Qu'est-ce qui donc a pu amener Elf et Shell à se
retirer du projet? Difficile à dire. On note cependant
qu'au mois d'octobre dernier, se sont produits au moins
trois événements qui sont de nature à
décourager Shell et Elf à risquer des centaines
de milliards de francs dans l'aventure tchado-camerounaise.

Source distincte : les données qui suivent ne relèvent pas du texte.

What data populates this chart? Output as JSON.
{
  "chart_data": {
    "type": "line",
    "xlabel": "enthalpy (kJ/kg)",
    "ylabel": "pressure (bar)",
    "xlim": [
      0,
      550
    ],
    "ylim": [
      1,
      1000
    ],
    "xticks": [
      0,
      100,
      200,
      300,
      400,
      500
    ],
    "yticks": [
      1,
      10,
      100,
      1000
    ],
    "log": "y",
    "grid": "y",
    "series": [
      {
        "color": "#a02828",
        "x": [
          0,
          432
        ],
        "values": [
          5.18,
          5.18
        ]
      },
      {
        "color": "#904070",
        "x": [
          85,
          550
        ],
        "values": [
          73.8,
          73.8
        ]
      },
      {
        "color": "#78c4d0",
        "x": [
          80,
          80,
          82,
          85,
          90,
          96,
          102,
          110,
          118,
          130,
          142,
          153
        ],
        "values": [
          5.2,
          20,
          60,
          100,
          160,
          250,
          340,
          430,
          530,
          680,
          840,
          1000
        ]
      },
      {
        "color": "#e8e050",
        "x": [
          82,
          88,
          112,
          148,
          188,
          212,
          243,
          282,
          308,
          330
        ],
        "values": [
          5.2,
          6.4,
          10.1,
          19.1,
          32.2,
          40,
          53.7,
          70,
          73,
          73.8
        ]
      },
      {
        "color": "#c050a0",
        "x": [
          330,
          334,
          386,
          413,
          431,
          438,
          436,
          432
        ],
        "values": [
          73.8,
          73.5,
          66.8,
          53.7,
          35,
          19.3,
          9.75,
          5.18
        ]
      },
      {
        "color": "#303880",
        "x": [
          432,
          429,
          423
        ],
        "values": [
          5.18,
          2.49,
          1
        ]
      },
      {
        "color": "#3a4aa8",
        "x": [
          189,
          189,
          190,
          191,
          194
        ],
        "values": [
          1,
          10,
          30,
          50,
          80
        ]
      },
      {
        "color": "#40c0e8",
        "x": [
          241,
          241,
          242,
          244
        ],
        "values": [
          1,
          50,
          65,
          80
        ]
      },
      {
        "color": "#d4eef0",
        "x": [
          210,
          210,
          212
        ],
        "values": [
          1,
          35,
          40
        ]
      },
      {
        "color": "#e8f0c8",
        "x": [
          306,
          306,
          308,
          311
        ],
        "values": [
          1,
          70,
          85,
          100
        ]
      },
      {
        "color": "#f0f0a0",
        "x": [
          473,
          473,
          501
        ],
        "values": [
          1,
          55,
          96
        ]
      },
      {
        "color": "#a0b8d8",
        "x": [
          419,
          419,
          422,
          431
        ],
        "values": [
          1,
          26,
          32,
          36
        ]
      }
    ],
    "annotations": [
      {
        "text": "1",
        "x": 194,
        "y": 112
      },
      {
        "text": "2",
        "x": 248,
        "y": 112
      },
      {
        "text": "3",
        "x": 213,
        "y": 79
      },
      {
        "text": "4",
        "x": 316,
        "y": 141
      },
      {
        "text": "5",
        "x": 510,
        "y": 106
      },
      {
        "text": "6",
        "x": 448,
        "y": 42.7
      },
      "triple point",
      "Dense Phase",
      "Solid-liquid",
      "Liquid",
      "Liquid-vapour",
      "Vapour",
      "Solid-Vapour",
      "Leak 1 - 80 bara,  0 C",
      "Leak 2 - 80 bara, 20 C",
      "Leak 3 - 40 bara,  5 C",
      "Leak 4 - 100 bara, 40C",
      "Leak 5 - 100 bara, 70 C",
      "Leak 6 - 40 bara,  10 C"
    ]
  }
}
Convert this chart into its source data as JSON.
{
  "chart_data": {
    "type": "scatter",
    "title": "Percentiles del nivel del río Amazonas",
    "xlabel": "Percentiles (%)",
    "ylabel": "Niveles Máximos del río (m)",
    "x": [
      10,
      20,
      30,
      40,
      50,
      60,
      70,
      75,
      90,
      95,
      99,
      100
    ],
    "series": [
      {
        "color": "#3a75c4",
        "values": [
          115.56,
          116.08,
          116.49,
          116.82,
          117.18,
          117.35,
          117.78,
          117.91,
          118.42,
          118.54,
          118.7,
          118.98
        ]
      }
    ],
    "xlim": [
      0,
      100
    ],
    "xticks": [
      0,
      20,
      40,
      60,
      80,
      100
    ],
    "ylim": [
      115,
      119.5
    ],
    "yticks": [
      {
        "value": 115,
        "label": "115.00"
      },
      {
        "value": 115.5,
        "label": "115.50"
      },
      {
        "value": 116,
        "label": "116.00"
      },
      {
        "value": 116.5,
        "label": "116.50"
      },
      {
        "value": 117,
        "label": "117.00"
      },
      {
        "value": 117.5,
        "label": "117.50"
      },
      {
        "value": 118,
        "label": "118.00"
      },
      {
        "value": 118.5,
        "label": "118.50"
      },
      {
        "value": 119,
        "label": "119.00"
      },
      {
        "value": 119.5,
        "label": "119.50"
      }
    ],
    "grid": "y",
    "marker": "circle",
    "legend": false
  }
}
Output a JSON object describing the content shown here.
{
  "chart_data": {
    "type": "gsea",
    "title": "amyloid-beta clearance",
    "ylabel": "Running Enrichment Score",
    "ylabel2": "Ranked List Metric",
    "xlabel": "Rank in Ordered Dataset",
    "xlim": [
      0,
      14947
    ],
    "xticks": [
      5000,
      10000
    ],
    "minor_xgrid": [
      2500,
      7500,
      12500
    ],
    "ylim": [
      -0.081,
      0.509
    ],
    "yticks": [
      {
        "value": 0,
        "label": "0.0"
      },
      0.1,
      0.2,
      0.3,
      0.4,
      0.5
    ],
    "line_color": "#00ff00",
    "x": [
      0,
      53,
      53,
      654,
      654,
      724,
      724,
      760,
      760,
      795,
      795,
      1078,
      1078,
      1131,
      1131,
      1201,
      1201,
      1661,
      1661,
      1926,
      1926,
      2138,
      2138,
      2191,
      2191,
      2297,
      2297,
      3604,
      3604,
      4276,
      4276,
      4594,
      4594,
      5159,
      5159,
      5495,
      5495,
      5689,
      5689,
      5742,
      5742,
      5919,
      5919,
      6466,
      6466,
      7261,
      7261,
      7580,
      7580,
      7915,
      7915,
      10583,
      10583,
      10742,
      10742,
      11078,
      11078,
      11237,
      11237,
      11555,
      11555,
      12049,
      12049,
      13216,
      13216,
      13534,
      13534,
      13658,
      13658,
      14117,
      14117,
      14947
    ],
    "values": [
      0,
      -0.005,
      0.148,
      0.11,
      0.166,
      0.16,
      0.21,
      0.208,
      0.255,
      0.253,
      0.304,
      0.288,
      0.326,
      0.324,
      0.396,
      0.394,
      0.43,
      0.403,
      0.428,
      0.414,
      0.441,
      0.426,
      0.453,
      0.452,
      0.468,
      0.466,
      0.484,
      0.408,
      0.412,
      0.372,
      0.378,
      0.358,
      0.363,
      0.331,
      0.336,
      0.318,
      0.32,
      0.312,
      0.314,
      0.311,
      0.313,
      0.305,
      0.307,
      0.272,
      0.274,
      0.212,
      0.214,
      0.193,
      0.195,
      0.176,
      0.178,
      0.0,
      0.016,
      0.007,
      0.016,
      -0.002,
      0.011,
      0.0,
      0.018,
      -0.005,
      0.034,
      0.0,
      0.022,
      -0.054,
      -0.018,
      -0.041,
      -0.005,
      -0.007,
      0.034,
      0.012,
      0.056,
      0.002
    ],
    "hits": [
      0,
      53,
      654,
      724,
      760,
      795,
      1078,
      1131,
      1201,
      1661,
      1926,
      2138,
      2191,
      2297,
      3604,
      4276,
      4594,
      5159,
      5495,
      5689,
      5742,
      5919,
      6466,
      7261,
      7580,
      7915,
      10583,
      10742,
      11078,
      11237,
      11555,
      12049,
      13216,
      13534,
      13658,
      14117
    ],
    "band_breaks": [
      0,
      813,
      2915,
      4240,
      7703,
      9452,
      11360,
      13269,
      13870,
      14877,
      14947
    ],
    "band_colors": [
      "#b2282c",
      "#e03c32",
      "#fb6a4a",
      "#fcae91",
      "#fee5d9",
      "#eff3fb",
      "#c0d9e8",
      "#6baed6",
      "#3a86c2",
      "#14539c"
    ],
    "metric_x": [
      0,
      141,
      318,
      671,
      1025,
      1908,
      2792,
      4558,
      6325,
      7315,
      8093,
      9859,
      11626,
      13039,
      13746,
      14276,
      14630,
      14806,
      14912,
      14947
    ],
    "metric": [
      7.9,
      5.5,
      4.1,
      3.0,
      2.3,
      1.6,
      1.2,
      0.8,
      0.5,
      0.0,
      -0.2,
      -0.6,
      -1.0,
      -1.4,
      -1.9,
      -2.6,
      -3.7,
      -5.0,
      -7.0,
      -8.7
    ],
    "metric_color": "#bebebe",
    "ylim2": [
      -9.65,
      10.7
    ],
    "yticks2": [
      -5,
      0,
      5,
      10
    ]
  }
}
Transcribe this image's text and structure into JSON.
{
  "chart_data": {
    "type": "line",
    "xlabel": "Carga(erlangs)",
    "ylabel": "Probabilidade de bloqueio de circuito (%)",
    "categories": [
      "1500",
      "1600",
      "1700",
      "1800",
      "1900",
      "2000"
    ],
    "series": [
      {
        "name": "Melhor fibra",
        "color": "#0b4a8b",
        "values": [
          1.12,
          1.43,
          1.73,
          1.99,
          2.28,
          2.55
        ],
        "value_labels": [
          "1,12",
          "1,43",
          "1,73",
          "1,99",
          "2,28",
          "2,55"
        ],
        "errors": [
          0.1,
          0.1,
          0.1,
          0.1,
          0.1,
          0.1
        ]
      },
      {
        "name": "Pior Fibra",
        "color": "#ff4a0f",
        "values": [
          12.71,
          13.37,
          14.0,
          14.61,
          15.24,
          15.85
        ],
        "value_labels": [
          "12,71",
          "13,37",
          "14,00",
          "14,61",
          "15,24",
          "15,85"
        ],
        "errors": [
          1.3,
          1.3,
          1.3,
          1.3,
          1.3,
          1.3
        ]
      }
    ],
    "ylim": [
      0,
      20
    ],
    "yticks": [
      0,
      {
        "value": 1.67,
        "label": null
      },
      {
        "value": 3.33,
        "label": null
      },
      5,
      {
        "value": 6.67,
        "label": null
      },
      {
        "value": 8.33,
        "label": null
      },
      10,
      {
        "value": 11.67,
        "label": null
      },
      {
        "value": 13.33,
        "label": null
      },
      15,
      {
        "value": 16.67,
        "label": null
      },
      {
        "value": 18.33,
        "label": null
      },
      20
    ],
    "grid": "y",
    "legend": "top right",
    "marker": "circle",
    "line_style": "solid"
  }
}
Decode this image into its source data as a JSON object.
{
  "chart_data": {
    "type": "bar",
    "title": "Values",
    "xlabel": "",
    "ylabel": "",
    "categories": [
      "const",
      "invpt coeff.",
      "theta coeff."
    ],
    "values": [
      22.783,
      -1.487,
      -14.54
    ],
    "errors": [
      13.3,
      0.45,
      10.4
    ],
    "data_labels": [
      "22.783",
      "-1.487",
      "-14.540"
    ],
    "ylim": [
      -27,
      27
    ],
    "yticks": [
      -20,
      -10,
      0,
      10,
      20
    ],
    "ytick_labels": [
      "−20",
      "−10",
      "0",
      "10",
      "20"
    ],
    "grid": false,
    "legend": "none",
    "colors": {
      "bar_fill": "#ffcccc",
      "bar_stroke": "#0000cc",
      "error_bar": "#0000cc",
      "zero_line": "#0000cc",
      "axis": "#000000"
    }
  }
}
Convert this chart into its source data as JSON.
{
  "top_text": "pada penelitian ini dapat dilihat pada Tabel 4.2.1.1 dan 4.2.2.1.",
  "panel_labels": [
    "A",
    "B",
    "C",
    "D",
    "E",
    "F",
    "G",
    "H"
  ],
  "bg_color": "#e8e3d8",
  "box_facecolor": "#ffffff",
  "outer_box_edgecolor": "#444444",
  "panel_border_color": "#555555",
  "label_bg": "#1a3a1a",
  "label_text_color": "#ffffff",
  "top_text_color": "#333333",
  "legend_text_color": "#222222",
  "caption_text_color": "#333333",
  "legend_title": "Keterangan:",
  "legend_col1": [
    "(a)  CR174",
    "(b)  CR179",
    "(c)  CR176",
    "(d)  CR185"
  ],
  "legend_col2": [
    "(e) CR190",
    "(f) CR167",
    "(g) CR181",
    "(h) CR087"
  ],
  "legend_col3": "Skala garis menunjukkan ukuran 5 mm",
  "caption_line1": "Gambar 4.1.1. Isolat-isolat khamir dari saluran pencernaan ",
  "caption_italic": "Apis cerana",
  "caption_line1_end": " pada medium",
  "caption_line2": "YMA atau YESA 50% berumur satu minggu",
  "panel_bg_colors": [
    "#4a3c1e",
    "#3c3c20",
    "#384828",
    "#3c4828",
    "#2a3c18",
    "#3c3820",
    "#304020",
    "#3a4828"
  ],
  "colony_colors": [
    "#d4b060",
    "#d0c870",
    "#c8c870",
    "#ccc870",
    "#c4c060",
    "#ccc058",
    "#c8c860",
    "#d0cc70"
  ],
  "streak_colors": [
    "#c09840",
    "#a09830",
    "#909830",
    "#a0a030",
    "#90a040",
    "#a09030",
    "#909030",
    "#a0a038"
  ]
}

Il y a d'abord eu le dernier classement de Transparency
international qui fait du Cameroun, une fois de plus, le
pays le plus corrompu du monde. Il y a eu aussi le rapport
très critique de l'Assemblée nationale française
sur l'engagement de Elf au Cameroun et au Tchad. Et il y
a surtout eu la reprise des combats au Tchad entre la rébellion
et les forces gouvernementales. Des combats qui indiquent
clairement que la paix indispensable à la bonne conduite
de ce projet n'est pas pour demain.
A ces événements, il faudrait peut-être
aussi ajouter la récente mission au Tchad et au Cameroun,
d'un vice-président de la Banque mondiale, M. Shengman
Zhang, venu se rendre compte sur place des conditions de
réalisation de ce projet. La mission Shengman donnerait-elle
un avis défavorable qui aurait logiquement amené
Elf et Shell à revoir leurs engagements? On ne saurait
le dire.
Tout comme on ne devrait peut-être pas prendre à
la légère la déclaration du gouvernement
tchadien qui voit un complot dans la défection de
Elf et Shell. Surtout quand on sait que dans de puissantes
ONG on pense tout bas que ce projet ne pourrait pas être
mené à bien tant que les modes de gouvernement
n'auront pas changé au Tchad et au Cameroun.
Coup dur
Ce retrait est en tout cas, un coup dur pour les gouvernements
du Tchad et du Cameroun dont la survie dépendait
un peu de la réalisation de ce projet. Elf et Shell
détenaient à elles seules 60% des parts du
projet - soit 40% pour Shell et 20% pour Elf -. Exxon qui
ne détient que 37% des parts peut-il tout seul exécuter
ce projet avec les gouvernements tchadien et camerounais
qui comptent d'ailleurs sur la Banque mondiale pour financer
leur participation? On peut en douter.
Le pipeline Tchad-Cameroun pourrait ainsi avoir connu son
coup d'arrêt. Cette semaine, même si le gouvernement
tchadien «réaffirme sa ferme volonté
de poursuivre, contre vents et marées, la réalisation
de ce projet indispensable au progrès économique
du Tchad, mais aussi de la sous-région.»